During World War I (1914–1918), Brazil initially adopted a neutral position in accordance with the Hague Convention as an attempt to maintain markets for its export products, mainly coffee, latex, and industrially manufactured items.

However, following the repeated sinking of Brazilian merchant ships by German submarines, President Venceslau Brás declared war against the Central Powers in 1917. Brazil then became the only country in South America to be directly involved in the war. Brazil's major contribution was the Brazilian Navy's patrol of areas in the Atlantic Ocean.

==Initial phase==
Brazil officially declared neutrality on August 4, 1914. At the beginning of the war, although neutral, it faced a complicated social and economic situation. The Brazilian economy was largely based on exports of agricultural products such as coffee, latex, and very limited industrial manufacturing. As these products exported by Brazil were not considered essential by foreign governments or consumers, customs duties and export fees decreased as the conflict continued. This was worsened by the German blockade of Allied ports, as well as a British ban on the importation of coffee into England in 1917; the latter was introduced because the British government began prioritizing the shipping of more vital goods given the great losses of merchant ships as a result of German attacks.

On May 3, 1916, the Brazilian merchant ship Rio Branco was sunk by a German submarine, but this was in restricted waters, and the ship was registered under the British flag, with most of its crew composed of Norwegians. Therefore, the Brazilian government didn't consider it an illegal attack despite public uproar.

Relations between Brazil and the German Empire were shaken by the German decision to introduce unrestricted submarine warfare, thus allowing its submarines to sink any ship that breached the blockade. On April 5, 1917, the Brazilian steamship Paraná was torpedoed by a German submarine, which killed three Brazilians.

==Protests==

When news of the sinking of the Paraná arrived in Brazil a few days later, several protests erupted in the capital. In Porto Alegre, initially, peaceful marches were organized with thousands of people. Later, however, demonstrators began attacking shops and properties owned by ethnic Germans or their descendants; examples were the Hotel Schmidt, the Germany Society, the club and the newspaper Deutsche Zeitung, and the Turnerbund. These and other establishments were raided, looted, and torched. On November 1, 1917, an enraged mob damaged houses, clubs, and factories in Petropolis, including the restaurant Brahma (which was completely destroyed), the Gesellschaft Germania, the German school, the Arp company, and the German Journal, among others. At the same time, there were minor demonstrations in other cities. Such violence continued until Brazil declared war against Germany and its allies in October 1917. (Additionally, the Minister of Foreign Relations Lauro Müller, a citizen of German origin with a pro-neutrality position, was forced to resign.)

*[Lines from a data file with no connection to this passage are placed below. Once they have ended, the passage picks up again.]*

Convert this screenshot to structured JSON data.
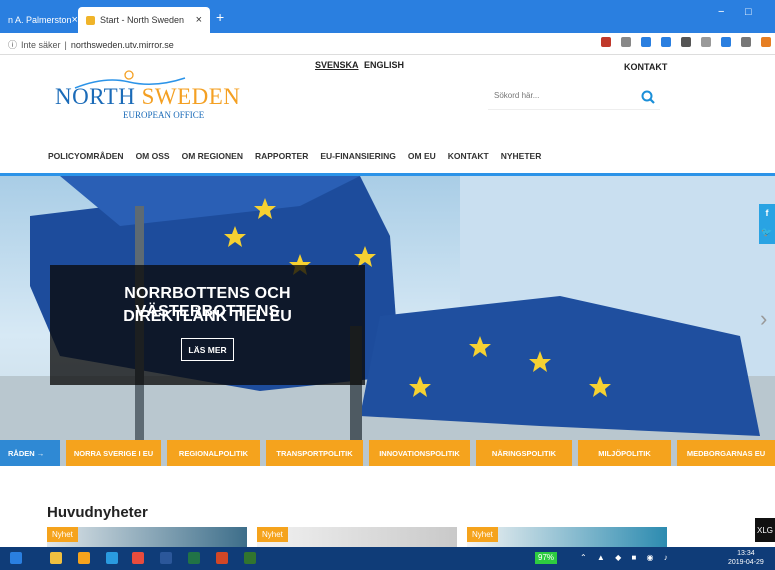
{
  "browser": {
    "tabs": [
      {
        "label": "n A. Palmerston",
        "active": false
      },
      {
        "label": "Start - North Sweden",
        "active": true
      }
    ],
    "tab_close": "×",
    "new_tab": "+",
    "window_min": "−",
    "window_max": "□",
    "security_label": "Inte säker",
    "url": "northsweden.utv.mirror.se",
    "extension_colors": [
      "#c0392b",
      "#888888",
      "#2a7fe0",
      "#2a7fe0",
      "#555555",
      "#999999",
      "#2a7fe0",
      "#777777",
      "#e67e22"
    ]
  },
  "header": {
    "lang_sv": "SVENSKA",
    "lang_en": "ENGLISH",
    "kontakt": "KONTAKT",
    "logo_north": "NORTH",
    "logo_sweden": "SWEDEN",
    "logo_sub": "EUROPEAN OFFICE",
    "search_placeholder": "Sökord här..."
  },
  "nav": {
    "items": [
      "POLICYOMRÅDEN",
      "OM OSS",
      "OM REGIONEN",
      "RAPPORTER",
      "EU-FINANSIERING",
      "OM EU",
      "KONTAKT",
      "NYHETER"
    ]
  },
  "hero": {
    "line1": "NORRBOTTENS OCH VÄSTERBOTTENS",
    "line2": "DIREKTLÄNK TILL EU",
    "button": "LÄS MER",
    "social_facebook": "f",
    "social_twitter": "🐦",
    "next_arrow": "›"
  },
  "topics": {
    "lead": "RÅDEN →",
    "items": [
      "NORRA SVERIGE I EU",
      "REGIONALPOLITIK",
      "TRANSPORTPOLITIK",
      "INNOVATIONSPOLITIK",
      "NÄRINGSPOLITIK",
      "MILJÖPOLITIK",
      "MEDBORGARNAS EU"
    ]
  },
  "news": {
    "heading": "Huvudnyheter",
    "tag": "Nyhet"
  },
  "overlay": {
    "xlg": "XLG"
  },
  "taskbar": {
    "battery": "97%",
    "time": "13:34",
    "date": "2019-04-29"
  }
}
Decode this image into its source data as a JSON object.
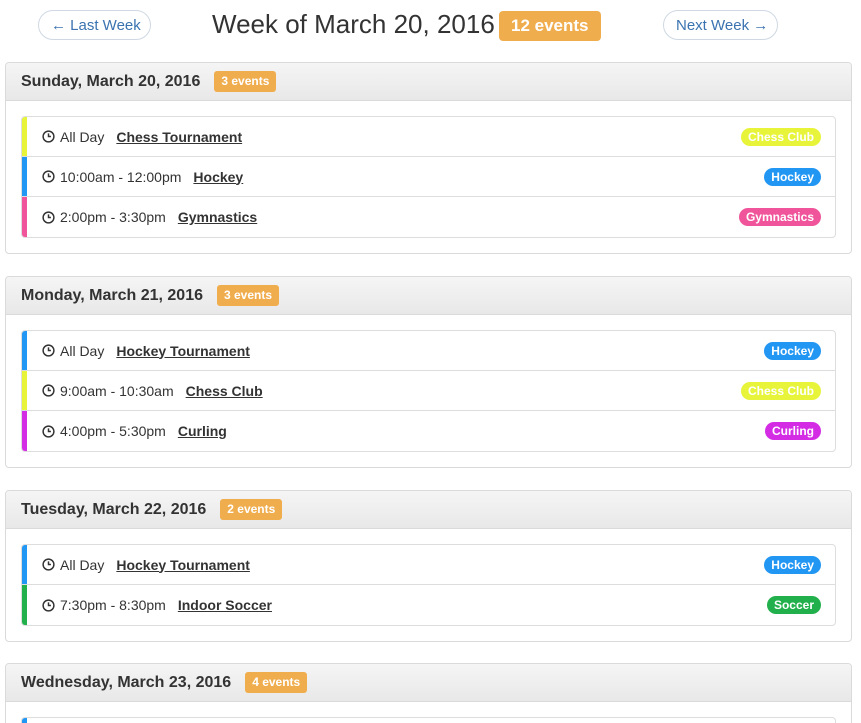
{
  "header": {
    "prev_label": "← Last Week",
    "title": "Week of March 20, 2016",
    "count": "12 events",
    "next_label": "Next Week →"
  },
  "colors": {
    "chess": "#e7f43a",
    "hockey": "#2196f3",
    "gymnastics": "#f0549a",
    "curling": "#d42ce5",
    "soccer": "#21b04b",
    "badge": "#f0ad4e"
  },
  "days": [
    {
      "title": "Sunday, March 20, 2016",
      "count": "3 events",
      "events": [
        {
          "time": "All Day",
          "name": "Chess Tournament",
          "tag": "Chess Club",
          "color": "chess"
        },
        {
          "time": "10:00am - 12:00pm",
          "name": "Hockey",
          "tag": "Hockey",
          "color": "hockey"
        },
        {
          "time": "2:00pm - 3:30pm",
          "name": "Gymnastics",
          "tag": "Gymnastics",
          "color": "gymnastics"
        }
      ]
    },
    {
      "title": "Monday, March 21, 2016",
      "count": "3 events",
      "events": [
        {
          "time": "All Day",
          "name": "Hockey Tournament",
          "tag": "Hockey",
          "color": "hockey"
        },
        {
          "time": "9:00am - 10:30am",
          "name": "Chess Club",
          "tag": "Chess Club",
          "color": "chess"
        },
        {
          "time": "4:00pm - 5:30pm",
          "name": "Curling",
          "tag": "Curling",
          "color": "curling"
        }
      ]
    },
    {
      "title": "Tuesday, March 22, 2016",
      "count": "2 events",
      "events": [
        {
          "time": "All Day",
          "name": "Hockey Tournament",
          "tag": "Hockey",
          "color": "hockey"
        },
        {
          "time": "7:30pm - 8:30pm",
          "name": "Indoor Soccer",
          "tag": "Soccer",
          "color": "soccer"
        }
      ]
    },
    {
      "title": "Wednesday, March 23, 2016",
      "count": "4 events",
      "events": [
        {
          "time": "",
          "name": "",
          "tag": "",
          "color": "hockey"
        }
      ]
    }
  ]
}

Although nationalist and pro-war demonstrations intensified over 1917, they never surpassed the anti-war and anti-militarist demonstrations led by trade unionists, anarchists and pacifists which opposed the war and accused the government of diverting attention from internal problems, sometimes coming into conflict with the very nationalist groups that supported Brazil's active participation in the war. Violent repression followed a general strike late in 1917, and the declaration of war in October also served as a means to declare a state of emergency and persecute opponents.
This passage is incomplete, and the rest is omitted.